Es sieht allgemeine Zölle von 15 Prozent auf die meisten Exporte der Europäischen Union in die USA vor. Zudem verpflichtet sich Europa, 600 Milliarden US-Dollar in die amerikanische Wirtschaft zu investieren und 750 Milliarden US-Dollar für US-Energieprodukte auszugeben – allerdings steht noch jede Menge Kleingedrucktes aus.
Damit ist es weitgehend vergleichbar mit dem Abkommen, das Trump letzte Woche mit Japan angekündigt hat : ein flächendeckender Zoll von 15 Prozent und die Verpflichtung Japans, 550 Milliarden Dollar in den USA zu investieren.
Trump drohte damit, Europa am 1. August mit 30 Prozent Basiszöllen und Japan mit 25 Prozent zu belegen. Beide Handelsblöcke verkaufen die Abkommen daher als Erfolge.
Bedeutet dies, dass Kanada ein ähnliches Abkommen anstreben sollte, da es mit der Gefahr konfrontiert ist, dass zum selben Zeitpunkt Zölle in Höhe von 35 Prozent auf bestimmte Waren erhoben werden?
Premierminister Mark Carney sagt das jedenfalls nicht. Auf die Frage, ob ein künftiges Abkommen „in etwa“ an die 15-prozentigen Basiszölle heranreichen werde, betonte er die Unterschiede zwischen den Handelsbeziehungen Europas und Kanadas mit den USA.
„Wir sind in einer anderen Position, und deshalb sind diese Verhandlungen ... anders“, sagte Carney am Montag und verwies auf die geografische Nähe Kanadas und seine Energieexporte in die USA.
„Europa hat sich in diesem gestrigen Abkommen verpflichtet, amerikanische Energie zu kaufen“, sagte er auf einer Pressekonferenz auf Prince Edward Island. „Amerika braucht kanadische Energie.“

Es gibt viele Gründe, warum ein Basiszollsatz von 15 Prozent für Kanada kein erstrebenswertes Ziel ist, da die Wirtschaft des Landes im Verhältnis viel stärker vom US-Markt abhängig ist als die Europas und Japans.
Jonathan O'Hara, ein auf internationalen Handel spezialisierter Anwalt der Kanzlei McMillan LLP in Ottawa, meint, Kanada solle sich um ein besseres Abkommen bemühen als das, das die EU oder Japan ausgehandelt hätten, da das Land bereits so eng mit der amerikanischen Wirtschaft verflochten sei.
„Ich glaube, dass es für Kanada im Großen und Ganzen sehr schwierig wäre, allgemeine Zölle zu akzeptieren“, sagte O’Hara in einem Wochenendinterview mit CBC News.

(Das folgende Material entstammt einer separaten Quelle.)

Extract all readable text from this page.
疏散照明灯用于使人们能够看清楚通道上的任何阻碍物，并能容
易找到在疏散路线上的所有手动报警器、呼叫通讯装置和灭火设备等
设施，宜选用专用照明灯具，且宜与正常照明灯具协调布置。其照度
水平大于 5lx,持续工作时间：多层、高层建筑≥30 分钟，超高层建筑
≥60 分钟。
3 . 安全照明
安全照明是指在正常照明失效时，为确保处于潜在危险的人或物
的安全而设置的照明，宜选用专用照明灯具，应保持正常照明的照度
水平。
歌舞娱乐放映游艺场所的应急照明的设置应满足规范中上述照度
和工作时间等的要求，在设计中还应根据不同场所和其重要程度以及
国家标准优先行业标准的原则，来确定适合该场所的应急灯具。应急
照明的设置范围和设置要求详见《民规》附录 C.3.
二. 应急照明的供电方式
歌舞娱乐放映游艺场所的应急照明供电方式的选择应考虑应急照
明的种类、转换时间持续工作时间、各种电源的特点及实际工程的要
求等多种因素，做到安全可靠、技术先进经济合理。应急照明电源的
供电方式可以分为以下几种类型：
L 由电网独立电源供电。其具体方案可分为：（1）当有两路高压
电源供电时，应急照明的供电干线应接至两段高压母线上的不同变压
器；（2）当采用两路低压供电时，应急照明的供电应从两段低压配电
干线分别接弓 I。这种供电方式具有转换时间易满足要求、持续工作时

Dennoch scheint es, als stünden für Kanada keine wirklichen Zölle auf breiter Front im Raum. Denn Kanada verfügt über etwas, was weder die Europäische Union noch Japan haben: ein echtes Freihandelsabkommen.
Trumps „Fentanyl-Notfallzölle“, die derzeit bei 25 Prozent liegen – und die er am Freitag auf 35 Prozent zu erhöhen droht –, treffen nur jene Waren, die nicht den Ursprungsregeln des Kanada-USA-Mexiko-Abkommens (CUSMA) entsprechen.
Das bedeutet, dass der Großteil der kanadischen Exporte in die USA derzeit zollfrei über die Grenze gelangt.
Stahl- und Aluminiumzölle sind eine große FrageDas sei möglicherweise der Grund, warum Carneys liberale Regierung nicht denselben Druck verspüre wie Europa und Japan, eine Einigung gemäß Trumps Zeitplan zu erzielen, sagt Drew Fagan, Professor an der Munk School of Global Affairs and Public Policy der Universität Toronto.
„Insgesamt ist der durchschnittliche Zollsatz für kanadische Waren, die in die Vereinigten Staaten eingeführt werden, so niedrig wie nirgendwo sonst auf der Welt“, sagte er gegenüber CBC News.
„Für uns ist wichtig, dass das Freihandelsabkommen [CUSMA] weiterhin Bestand hat. Ob dies auch in Zukunft der Fall sein wird, ist natürlich eine grundlegende Frage.“
Die größten Ausnahmen von Kanadas weitgehend zollfreiem Zugang zu den USA sind Stahl und Aluminium , die von Trumps globalem Zollsatz von 50 Prozent betroffen sind, während er versucht, diesen Sektor im eigenen Land zu stützen.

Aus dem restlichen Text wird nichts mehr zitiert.